Ana, sentada en el sofá rojo en mi cafetería de los encuentros tranquilos, sonreía cuando le contaba la actuación de Blake, protegidas ambas por las bolsas de regalos que acabábamos de abrir; las tazas de café, arrinconadas a un lado de la mesa. Intentábamos escudarnos frente a los problemas escondiéndonos tras esos muros de plástico y papel. Queríamos celebrar los diez años que nos separan adornando ese momento con obsequios y buenos recuerdos. Las dos nacimos en noviembre y desde que nos conocimos nuestras vidas han sido inseparables, y nuestras vivencias comunes descienden desde lo insólito e increíble hasta las mundanas fiestas gastronómicas.

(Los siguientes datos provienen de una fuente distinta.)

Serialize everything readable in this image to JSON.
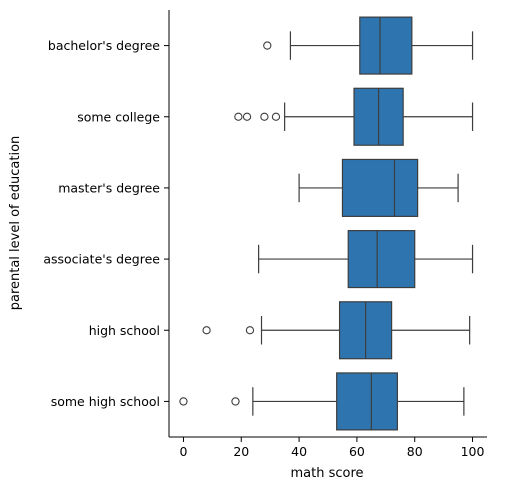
{
  "chart_data": {
    "type": "boxplot",
    "orientation": "horizontal",
    "xlabel": "math score",
    "ylabel": "parental level of education",
    "xlim": [
      -5,
      105
    ],
    "xticks": [
      0,
      20,
      40,
      60,
      80,
      100
    ],
    "grid": false,
    "box_color": "#2e75b0",
    "line_color": "#3d3d3d",
    "categories": [
      "bachelor's degree",
      "some college",
      "master's degree",
      "associate's degree",
      "high school",
      "some high school"
    ],
    "boxes": [
      {
        "category": "bachelor's degree",
        "whisker_low": 37,
        "q1": 61,
        "median": 68,
        "q3": 79,
        "whisker_high": 100,
        "outliers": [
          29
        ]
      },
      {
        "category": "some college",
        "whisker_low": 35,
        "q1": 59,
        "median": 67.5,
        "q3": 76,
        "whisker_high": 100,
        "outliers": [
          19,
          22,
          28,
          32
        ]
      },
      {
        "category": "master's degree",
        "whisker_low": 40,
        "q1": 55,
        "median": 73,
        "q3": 81,
        "whisker_high": 95,
        "outliers": []
      },
      {
        "category": "associate's degree",
        "whisker_low": 26,
        "q1": 57,
        "median": 67,
        "q3": 80,
        "whisker_high": 100,
        "outliers": []
      },
      {
        "category": "high school",
        "whisker_low": 27,
        "q1": 54,
        "median": 63,
        "q3": 72,
        "whisker_high": 99,
        "outliers": [
          8,
          23
        ]
      },
      {
        "category": "some high school",
        "whisker_low": 24,
        "q1": 53,
        "median": 65,
        "q3": 74,
        "whisker_high": 97,
        "outliers": [
          0,
          18
        ]
      }
    ]
  }
}
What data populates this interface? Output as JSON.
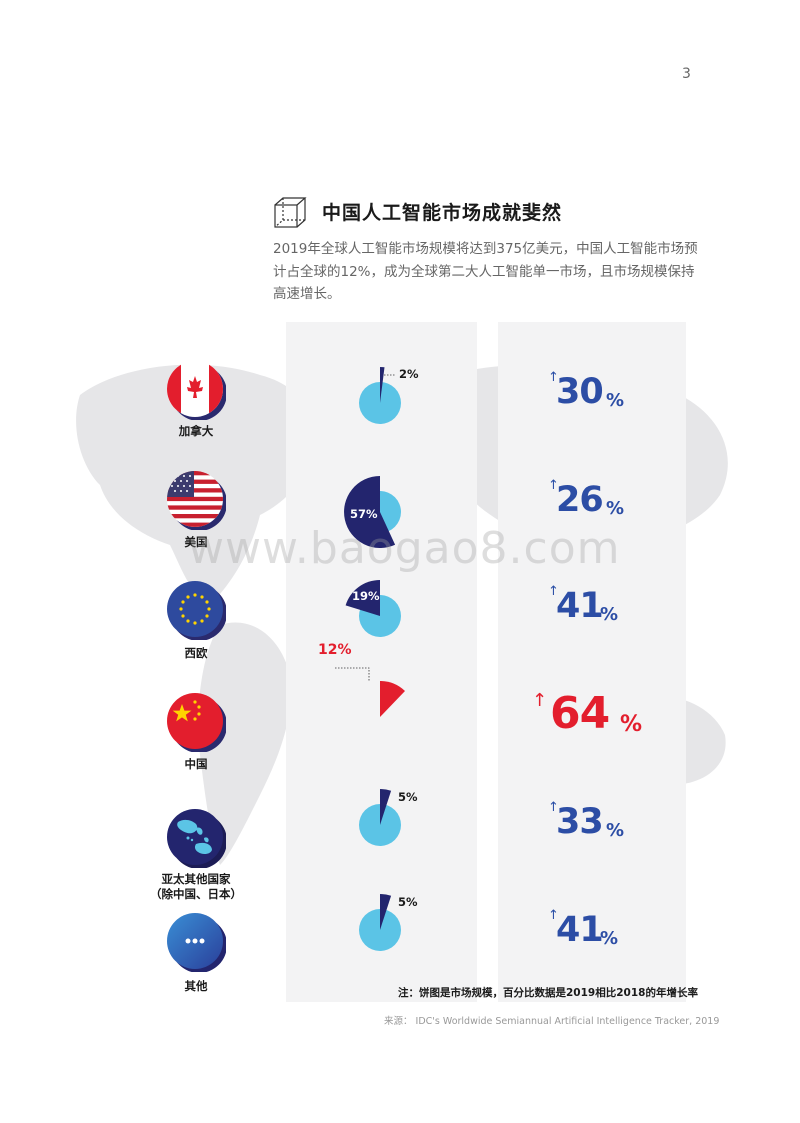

¡Madre mía, cuánto hemos vivido juntas! Me dio pena no haberle dicho a tiempo que iba a ir a la función de Blake, el mentalista ovetense, viendo lo mucho que estaba disfrutando al contarle su actuación.

"¿Conociste a Fran?", me preguntó. No. Ya murió. Estudió en los Dominicos con Blake y decía que Anthony tenía una asombrosa capacidad para las matemáticas.

No sé cómo sería su relación con las matemáticas, pero sí vi el 11 de noviembre, desde la fila cinco del Filarmónica, cómo era capaz de inducir a una buena parte de la sala a pensar en los números que él tenía en la cabeza; de hipnotizar a una chica. Visualizó con los ojos vendados los objetos que iban presentando dos improvisados ayudantes; vivenció recuerdos y mimetizó emociones e hizo merecedora de cuantos "Goya" pudieran abarcar sus brazos a la chica que lloró al contactar con su abuelo fallecido, si es que ese invisible encuentro que nos sobrecogió no fue verdad. Todos aplaudimos a las niñas que ayudaron a una mesa a levitar (yo hubiera salido corriendo).

Pero el número más prodigioso lo realizó Blake otra mañana, alejado ya de los escenarios y supongo que también de Oviedo: Ana y yo, absortas con el relato de su actuación, no hablamos ni un instante de todo lo que se agolpaba al borde de nuestras pestañas.